In the early 1990s, I sat on Oxfordshire’s Education Committee. At that time, we were forced to outsource the county’s school meal service. The contract went to an offshoot of what was then CfBT,. After several changes of direction and contractor, the one constant was the need to outsource such services. With the coming of local management by schools, first grant maintained schools, then academies and finally all schools were allowed to do their own thing and decide either who to appoint or even to provide the meals service themselves. With the collapse of Carillion, the question is whether the wheel is now turning again and creating a climate for a politically controlled in-house delivery of services once again?  Of course, while schools retain the purchasing decisions, as the budget holder, there will never be a return to the previous system of a centrally imposed system.

In the early days of this blog, in 2014, I wrote about some of the issues facing councils and contractors, especially over the savings in staff costs -see https://johnohowson.wordpress.com/2014/07/28/private-or-public/ and I wonder whether another stage in the cycle of government contracting is starting to emerge. In the immediate post-war period of central planning, public bodies often ran most services. There was no profit element to consider, but cost controls were of variable quality. The Thatcher era saw a mass transfer of services to private companies, with an expectation that costs would fall. Maybe some did, but others didn’t and some benefitted from the proceeds of technological change that drove down costs, but didn’t create competition and didn’t always drive down prices.

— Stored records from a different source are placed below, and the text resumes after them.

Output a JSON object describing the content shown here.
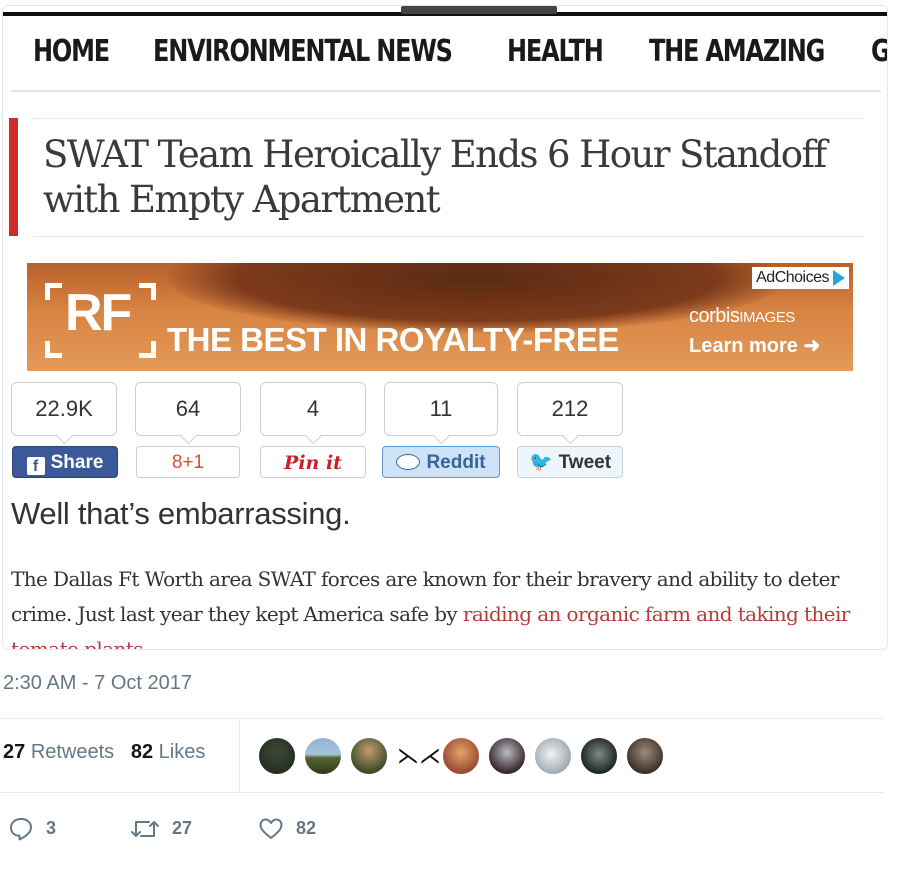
{
  "nav": {
    "items": [
      "HOME",
      "ENVIRONMENTAL NEWS",
      "HEALTH",
      "THE AMAZING",
      "G"
    ]
  },
  "article": {
    "headline_line1": "SWAT Team Heroically Ends 6 Hour Standoff",
    "headline_line2": "with Empty Apartment",
    "subhead": "Well that’s embarrassing.",
    "body_plain": "The Dallas Ft Worth area SWAT forces are known for their bravery and ability to deter crime. Just last year they kept America safe by ",
    "body_link": "raiding an organic farm and taking their tomato plants.",
    "link_color": "#b83a3a",
    "accent_color": "#d02a2a"
  },
  "ad": {
    "logo": "RF",
    "tagline": "THE BEST IN ROYALTY-FREE",
    "adchoices": "AdChoices",
    "brand": "corbis",
    "brand_suffix": "IMAGES",
    "learn_more": "Learn more"
  },
  "share": {
    "counts": [
      "22.9K",
      "64",
      "4",
      "11",
      "212"
    ],
    "buttons": {
      "facebook": "Share",
      "gplus": "+1",
      "gplus_glyph": "8",
      "pinterest": "Pin it",
      "reddit": "Reddit",
      "twitter": "Tweet"
    },
    "colors": {
      "facebook": "#3b5998",
      "gplus": "#dd4b39",
      "pinterest": "#cb2027",
      "reddit": "#cee3f8",
      "twitter": "#1da1f2"
    }
  },
  "tweet": {
    "timestamp": "2:30 AM - 7 Oct 2017",
    "retweets_count": "27",
    "retweets_label": "Retweets",
    "likes_count": "82",
    "likes_label": "Likes",
    "actions": {
      "replies": "3",
      "retweets": "27",
      "likes": "82"
    },
    "meta_color": "#657786"
  }
}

However, when costs have been reduced, it is clear that the profit element in a contract is often paying for more than the risk involved in the enterprise, especially where it is services that are being provided. I recognised this when I set up TeachVac and the DfE presumably recognise it with their latest attempt to establish a vacancy service for schools and teachers. In education, the problem is that many of the budget holders, schools, are too small to gain purchasing power, except where they can purchase locally.

Can and should democratically elected local authorities play a part in providing services to schools? We shall see. There are clearly those on the right of politics that see State provided services as an anathema. Presumably, they are not happy with the DfE creating a publically operated vacancy service for teachers?  I have yet to see any opinion from them, but it is an interesting test of where they see the limits of state action?

Finally, back to the Carillion saga. Fortunately, Oxfordshire had been in the process of recovering the contracts for both construction and facilities management services outsourced in 2012 to Carillion. This is as a result of pressure from councillors of all political parties. From 2014, issues about school construction projects not meeting deadlines were regularly raised at political group briefings. Oxfordshire’s residents are fortunate that the County has no Party with a large majority and every incentive for opposition parties to hold the ruling group’s feet to the fire over the management of services. But, in education none of this solves the bigger governance issues around the two parallel systems of academies and maintained schools.